Mushroom Ragout
Servings 15 cups
Equipment
- 1 Medium Sauce Pan — hold 5 cups of water
- 1 Dutch Oven
- 1 Sieve — fine mesh strainer
- 1 Cheesecloth
Ingredients
- 3 lbs Shiitake Mushrooms — stems removed, caps sliced 1/4 inch
- 1/2 cup Olive Oil
- 10 cloves Garlic — smashed and peeled
- 2 lbs Portobello Mushrooms
- 3 tsp Kosher Salt — more to taste
- 5 lbs White Mushrooms — sliced 1/4 inch thick
- 2 cups Chicken Broth — low sodium
- 1 tsp Sherry Vinegar
- 1/4 cup Fresh Thyme Leaves
- 1/4 cup Fresh Parsley — minced
- 2 tsp Smoked Paprika — to taste
- 2 Shallots — finely chopped
- 3 tsp Mixed Peppercorns –freshly ground to medium
Instructions
- Cover the shiitake stems with 5 cups of water in a medium sauce pan and bring to a boil.
- Reduce temperature to a simmer for 20 minutes. Strain through a sieve lined with a cheesecloth. Discard stems and reserve mushroom water for future use.
- In Dutch Oven, heat olive oil on medium heat. Add garlic and toss.
- Add shallot and reduce heat to low. Cook, stirring frequently until shallots are soft.
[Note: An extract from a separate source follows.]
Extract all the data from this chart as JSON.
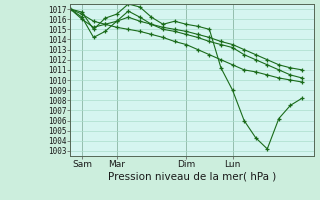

Approximately 5 minutes.
- Add the portobello mushrooms, 1 tsp of salt and pepper, toss and cook for 3 minutes, stirring occasionally.
- Add the shiitake mushrooms, 1 tsp of salt and pepper, toss and cover for 5 minutes.
- Add white mushrooms, 1 tsp of salt and pepper, toss and cover for 5 minutes.
- Add chicken broth and simmer for 15 minutes.
- Add sherry vinegar, and adjust salt and pepper to taste.
- Add thyme, parsley, and cook over medium heat for 10 minutes until mushrooms are tender and most of the liquid has been absorbed.